Agung mengungkapkan, ‎kegiatan penambangan emas di Bolaang Mongondow dilakukan tanpa izin. Tiga bulan sebelum peristiwa longsor terjadi instansinya telah melayangkan surat ke pemerintah daerah (pemda) dan keamanan untuk menertibkan penambangan ilegal di wilyah tersebut. Ini karena penertiban ta‎mbang ilegal menjadi wewenang pemda. 

"Tiga bulan lalu Kami sudah megirimkan surat ke pemerintah daerah dan pihak keamanan," tuturnya.

Agung pun megaku prihatin atas peristiwa tersebut, untuk kedepannya harus ada penertiban yang lebih masif agar perisitwa serupa tidak terulang kembali.

"Saya ucapkan dukacita untuk keluarga korban longsor tambang emas di Sulawesi Utara,"‎ tandasnya.

‎Untuk diketahui, longsor tambang emas di Bolaang Mongondow terjadi pada Selasa malam (26/2/2019), dilaporkan ada 60 warga yang tertimbun longsor.

2 of 2

Detik-Detik Tambang Emas di Bolaang Mongondow Runtuh

longsor di tambang emas ilegal
Pencarian korban longsor di tambang emas ilegal di Desa Bakan, Kecamatan Lolayan, Kabupaten Bolaang Mongondow, Sulawesi Utara. (Twitter @Sutopo_PN)

Proses evakuasi terhadap puluhan penambang yang tertimbun longsor di areal Penambangan Emas Tanpa Izin (PETI) di Desa Bakan, Kecamatan Lolayan, Kabupaten Bolaang Mongondow (Bolmong), Sulawesi Utara, Selasa (26/02/2019) masih terus dilakukan. Bagaimana peristiwa itu terjadi?

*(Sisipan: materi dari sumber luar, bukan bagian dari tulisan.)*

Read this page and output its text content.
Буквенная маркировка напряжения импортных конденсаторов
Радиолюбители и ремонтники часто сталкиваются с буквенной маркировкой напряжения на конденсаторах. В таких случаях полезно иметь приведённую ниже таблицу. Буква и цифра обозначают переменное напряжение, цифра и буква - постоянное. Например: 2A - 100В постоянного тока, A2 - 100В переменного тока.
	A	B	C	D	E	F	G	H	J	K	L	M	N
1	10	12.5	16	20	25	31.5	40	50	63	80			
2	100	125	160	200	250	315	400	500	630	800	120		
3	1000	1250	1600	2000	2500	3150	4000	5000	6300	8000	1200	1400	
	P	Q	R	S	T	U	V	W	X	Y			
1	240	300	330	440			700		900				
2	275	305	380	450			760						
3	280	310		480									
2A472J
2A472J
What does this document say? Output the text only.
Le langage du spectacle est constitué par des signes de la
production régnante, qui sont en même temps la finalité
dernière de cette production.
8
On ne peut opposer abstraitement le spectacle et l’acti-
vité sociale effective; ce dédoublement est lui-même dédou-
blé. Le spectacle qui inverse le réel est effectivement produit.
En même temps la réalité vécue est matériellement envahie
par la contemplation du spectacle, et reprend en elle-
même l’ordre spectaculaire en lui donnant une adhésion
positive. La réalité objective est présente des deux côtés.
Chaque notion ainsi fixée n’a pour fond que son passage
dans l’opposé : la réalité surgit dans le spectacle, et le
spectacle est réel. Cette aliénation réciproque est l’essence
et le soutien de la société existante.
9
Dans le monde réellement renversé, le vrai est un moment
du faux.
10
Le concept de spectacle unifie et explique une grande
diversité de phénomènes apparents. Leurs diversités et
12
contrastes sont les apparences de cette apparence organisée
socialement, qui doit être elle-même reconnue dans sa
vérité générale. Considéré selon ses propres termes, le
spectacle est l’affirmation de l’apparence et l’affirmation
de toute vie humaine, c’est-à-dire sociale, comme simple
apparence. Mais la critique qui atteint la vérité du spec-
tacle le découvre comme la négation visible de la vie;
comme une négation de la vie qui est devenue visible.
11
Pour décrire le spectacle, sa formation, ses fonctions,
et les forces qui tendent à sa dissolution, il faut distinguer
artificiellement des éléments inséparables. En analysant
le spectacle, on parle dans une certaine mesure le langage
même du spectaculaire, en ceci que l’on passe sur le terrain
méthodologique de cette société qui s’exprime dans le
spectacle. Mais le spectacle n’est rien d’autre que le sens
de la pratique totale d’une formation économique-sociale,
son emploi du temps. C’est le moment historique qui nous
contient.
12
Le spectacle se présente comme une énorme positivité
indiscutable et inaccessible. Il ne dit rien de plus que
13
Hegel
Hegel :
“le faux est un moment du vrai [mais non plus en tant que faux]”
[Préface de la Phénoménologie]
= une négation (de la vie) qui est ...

Kepala Seksi Tanggap Darurat Badan Penanggulangan Bencana Daerah (BPBD) Bolmong Abdul Muin Paputungan mengungkapkan, peristiwa longsor terjadi di dalam lubang pengambilan material olahan emas ilegal lokasi Busa dalam areal kontrak karya PT JRBM pada Selasa 26 Februari 2019 sekitar pukul 21.00 Wita.

"Saat itu diperkirakan puluhan warga masyarakat sedang berada di dalam lubang untuk mengambil material olahan emas, karena banyaknya warga yang sedang mengambil material olahan emas dengan cara digali dengan menggunakan linggis," ungkap dia.

Benturan linggis dengan dinding lubang itulah yang kemudian membuat area pertambangan itu ambruk. Warga yang berada di dalamnya tertimpa reruntuhan dinding. Diketahui, lokasi tersebut sejak tahun 2018 dijadikan warga sekitar untuk mengambil material olahan emas secara ilegal.

"Pada saat terjadi longsor diperkirakan terdapat puluhan warga yang sedang berada di dalam lubang untuk mengambil material olahan emas," ungkap dia.

Runtuhnya dinding lubang tambang itu segera diketahui warga yang berada di luar lubang. Mereka langsung menghubungi warga lainnya untuk meminta bantuan. Proses evakuasi seadanya mulai dilakukan sejak Selasa tengah malam, sebelum datangnya bantuan peralatan yang lebih memadai.

Paputungan menyebutkan, data sementara diperkirakan sebanyak 60 orang lebih tertimbun material longsoran tanah dan bebatuan di lokasi areal tambang rakyat.

Hingga siang ini, sudah berhasil di evakuasi sebanyak 16 orang dengan rincian orang meninggal dunia 2 orang dan 14 orang luka ringan dan berat.